Web3 takes a bottoms-up approach where users are empowered to manage and own their assets. These assets can be used across many apps, products, and protocols. The composable quality of web3 allows for extended user journeys that flow into one another. The key objective here is to empower users to achieve their goals easily rather than restricting them to a particular platform or a product. This can make the customer journeys in web3 complicated and lengthy, and the designer needs to deeply understand the user and their journey to create successful web3 products.

80/20 rule

The Pareto Principle

The idea behind this rule is that 80% of the value is created by 20% of the effort. To illustrate this in a startup context, it's like saying that 80% of users value 20% of your features. This rule helps me stay lean and avoids feature bloating at the early stages of the build. A great mindset when working with early-stage startups without much experience in this industry. It helps them focus on their true value proposition.


Usability Effect

UI/UX designers are often so focused on providing an exceptional experience that aesthetics are not prioritised. A study shows that users are more likely to ignore user experience flaws on a website pleasing to the eye. This is a valuable insight for early-stage startups since they don't usually have expendable resources that they can spend on user testing and perfecting the user experience.

User First

Human Centered Design

Whether you are designing for web 1, 2, or 3 - ignoring the user is a mistake. Like any other UI/UX designer, the first step of the process is always to build empathy toward the user.


Figma & Figjam

Figma is the most versatile and flexible design tool and is the piece of software that I am most comfortable using. I am well versed in creating prototypes, design systems and managing design sprints on Figma.

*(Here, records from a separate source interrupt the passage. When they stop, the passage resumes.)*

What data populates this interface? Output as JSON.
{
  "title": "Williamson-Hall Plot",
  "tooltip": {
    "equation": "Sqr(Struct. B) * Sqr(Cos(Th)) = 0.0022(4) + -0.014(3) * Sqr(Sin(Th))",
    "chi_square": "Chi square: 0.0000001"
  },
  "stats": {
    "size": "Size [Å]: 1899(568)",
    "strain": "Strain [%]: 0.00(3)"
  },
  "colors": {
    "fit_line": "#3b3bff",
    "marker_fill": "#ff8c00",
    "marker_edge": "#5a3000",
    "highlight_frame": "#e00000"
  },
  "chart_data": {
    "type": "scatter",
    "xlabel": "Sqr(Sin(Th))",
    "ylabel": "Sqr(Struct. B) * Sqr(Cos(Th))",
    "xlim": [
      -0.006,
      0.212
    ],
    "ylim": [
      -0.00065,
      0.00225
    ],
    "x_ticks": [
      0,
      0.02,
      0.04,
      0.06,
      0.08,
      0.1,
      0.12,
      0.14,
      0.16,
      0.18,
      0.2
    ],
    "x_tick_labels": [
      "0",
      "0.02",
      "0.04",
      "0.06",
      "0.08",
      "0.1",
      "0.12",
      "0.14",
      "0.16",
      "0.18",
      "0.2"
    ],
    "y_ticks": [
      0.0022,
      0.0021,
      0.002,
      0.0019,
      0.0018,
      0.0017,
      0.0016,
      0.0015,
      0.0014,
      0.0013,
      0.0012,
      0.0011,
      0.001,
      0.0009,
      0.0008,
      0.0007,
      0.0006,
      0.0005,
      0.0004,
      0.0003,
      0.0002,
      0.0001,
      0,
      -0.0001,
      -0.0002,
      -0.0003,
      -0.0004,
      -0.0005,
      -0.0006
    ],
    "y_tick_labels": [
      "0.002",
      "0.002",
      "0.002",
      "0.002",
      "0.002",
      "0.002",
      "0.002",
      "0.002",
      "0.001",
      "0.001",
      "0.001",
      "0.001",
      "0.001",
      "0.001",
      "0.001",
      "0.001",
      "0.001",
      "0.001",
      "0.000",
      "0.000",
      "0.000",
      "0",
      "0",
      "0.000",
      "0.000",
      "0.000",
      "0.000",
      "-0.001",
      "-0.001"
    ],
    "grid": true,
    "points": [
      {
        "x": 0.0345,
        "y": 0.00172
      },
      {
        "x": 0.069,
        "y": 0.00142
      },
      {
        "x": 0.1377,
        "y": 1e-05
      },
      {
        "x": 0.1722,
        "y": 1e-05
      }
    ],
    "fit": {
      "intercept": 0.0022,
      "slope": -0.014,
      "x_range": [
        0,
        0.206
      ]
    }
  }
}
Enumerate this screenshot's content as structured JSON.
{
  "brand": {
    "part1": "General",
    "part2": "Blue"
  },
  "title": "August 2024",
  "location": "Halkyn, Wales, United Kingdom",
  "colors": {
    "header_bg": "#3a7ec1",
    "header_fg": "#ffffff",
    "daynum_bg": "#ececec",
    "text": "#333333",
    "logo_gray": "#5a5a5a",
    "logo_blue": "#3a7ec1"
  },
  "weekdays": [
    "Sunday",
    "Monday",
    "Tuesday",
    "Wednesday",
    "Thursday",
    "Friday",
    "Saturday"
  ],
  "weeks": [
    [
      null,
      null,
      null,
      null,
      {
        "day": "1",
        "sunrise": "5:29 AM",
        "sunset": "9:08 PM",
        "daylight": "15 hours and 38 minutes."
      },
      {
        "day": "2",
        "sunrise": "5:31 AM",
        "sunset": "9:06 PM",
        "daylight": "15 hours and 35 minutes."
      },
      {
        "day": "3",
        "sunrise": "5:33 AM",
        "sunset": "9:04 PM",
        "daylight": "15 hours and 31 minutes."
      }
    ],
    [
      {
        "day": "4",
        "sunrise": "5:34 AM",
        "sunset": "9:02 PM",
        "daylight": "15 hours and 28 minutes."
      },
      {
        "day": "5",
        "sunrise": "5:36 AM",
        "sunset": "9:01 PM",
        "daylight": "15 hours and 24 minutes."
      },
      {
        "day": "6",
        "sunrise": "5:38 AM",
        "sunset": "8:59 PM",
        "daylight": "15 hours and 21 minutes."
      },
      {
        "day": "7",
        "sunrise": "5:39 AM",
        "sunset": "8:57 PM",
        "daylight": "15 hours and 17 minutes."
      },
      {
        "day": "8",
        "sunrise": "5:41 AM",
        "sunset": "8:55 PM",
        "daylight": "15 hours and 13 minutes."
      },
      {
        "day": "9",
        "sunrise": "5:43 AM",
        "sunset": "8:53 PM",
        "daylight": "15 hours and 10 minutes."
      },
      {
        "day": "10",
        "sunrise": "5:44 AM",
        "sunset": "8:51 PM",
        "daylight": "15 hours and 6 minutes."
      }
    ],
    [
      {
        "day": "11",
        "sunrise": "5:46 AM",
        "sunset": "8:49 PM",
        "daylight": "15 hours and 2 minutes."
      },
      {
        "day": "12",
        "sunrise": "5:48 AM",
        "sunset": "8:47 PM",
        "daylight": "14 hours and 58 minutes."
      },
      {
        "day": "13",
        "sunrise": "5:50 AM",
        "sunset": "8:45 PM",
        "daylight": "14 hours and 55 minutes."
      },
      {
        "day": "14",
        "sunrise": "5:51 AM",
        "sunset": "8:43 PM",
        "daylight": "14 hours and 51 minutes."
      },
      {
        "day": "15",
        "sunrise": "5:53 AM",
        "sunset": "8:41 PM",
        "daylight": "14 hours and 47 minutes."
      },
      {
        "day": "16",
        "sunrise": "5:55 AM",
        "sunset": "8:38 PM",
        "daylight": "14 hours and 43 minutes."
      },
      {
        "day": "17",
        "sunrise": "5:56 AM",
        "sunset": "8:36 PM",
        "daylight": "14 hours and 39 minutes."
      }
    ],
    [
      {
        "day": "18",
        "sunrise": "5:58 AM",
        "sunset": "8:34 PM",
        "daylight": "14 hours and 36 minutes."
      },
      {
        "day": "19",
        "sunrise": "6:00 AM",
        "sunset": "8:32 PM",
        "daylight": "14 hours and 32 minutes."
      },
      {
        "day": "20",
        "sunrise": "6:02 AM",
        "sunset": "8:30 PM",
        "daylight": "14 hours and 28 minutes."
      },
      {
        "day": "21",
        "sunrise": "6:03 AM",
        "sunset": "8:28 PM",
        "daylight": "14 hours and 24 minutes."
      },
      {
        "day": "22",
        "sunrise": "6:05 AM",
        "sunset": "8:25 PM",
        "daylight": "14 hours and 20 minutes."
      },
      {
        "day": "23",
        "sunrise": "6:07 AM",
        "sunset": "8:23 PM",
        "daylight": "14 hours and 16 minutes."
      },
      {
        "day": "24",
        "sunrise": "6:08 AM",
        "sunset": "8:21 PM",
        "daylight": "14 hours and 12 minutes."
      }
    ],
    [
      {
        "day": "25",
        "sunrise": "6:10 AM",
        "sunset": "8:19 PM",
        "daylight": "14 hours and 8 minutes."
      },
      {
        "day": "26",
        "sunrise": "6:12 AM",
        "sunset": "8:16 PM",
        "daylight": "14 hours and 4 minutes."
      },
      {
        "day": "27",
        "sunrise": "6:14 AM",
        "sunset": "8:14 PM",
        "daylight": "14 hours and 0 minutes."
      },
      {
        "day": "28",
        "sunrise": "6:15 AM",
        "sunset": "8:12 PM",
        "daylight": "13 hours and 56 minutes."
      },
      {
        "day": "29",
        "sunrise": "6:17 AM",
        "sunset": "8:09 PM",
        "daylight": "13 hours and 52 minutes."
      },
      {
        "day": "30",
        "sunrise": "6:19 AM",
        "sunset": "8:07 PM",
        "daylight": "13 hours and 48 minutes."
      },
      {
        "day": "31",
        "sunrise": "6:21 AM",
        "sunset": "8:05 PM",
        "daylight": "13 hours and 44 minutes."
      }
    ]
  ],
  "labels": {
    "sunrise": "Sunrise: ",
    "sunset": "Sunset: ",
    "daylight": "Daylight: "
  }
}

Webflow is a no-code website builder that offers flexibility like never before. This enables me to whip up landing pages and run experiments before sending designs to the dev team.


Where do we even start with Notion? I have slowly found myself using Notion for all sorts of things, from product management and roadmaps to handover and feedback journeys.

Other tools

I have used many different tools in the product design space, from the Adobe Suite to Hotjar. I consider myself to be pretty flexible and quick at picking up new software.



I am passionate about creating a better world through my work. I am a firm believer in creating positive externalities through one's actions, and I like to bring the same attitude to my work. I am inspired by founders and startups to support a vision that is greater than the people involved.

Design by iteration

To me, most things seem to be a design problem. I am a self-taught designer. When I was 18, I designed my first ever app for a problem I was facing at the time. The app allowed neighbours to hire students to work on one-off tasks. I designed this in Photoshop, completely ignorant of UI/UX design at the time. But, I enjoyed the process of building and iterating upon something. Little did I know that learning to iterate is probably one of my most valuable skills as a product designer.

Creator before designer

I would probably say I am a creative before a founder or a designer. I am a conceptual thinker who likes finding innovative solutions to common problems. I believe that norms are meant to be challenged and that we are all creators of tools that shape us, so it's our responsibility to think outside the box - beyond what already exists.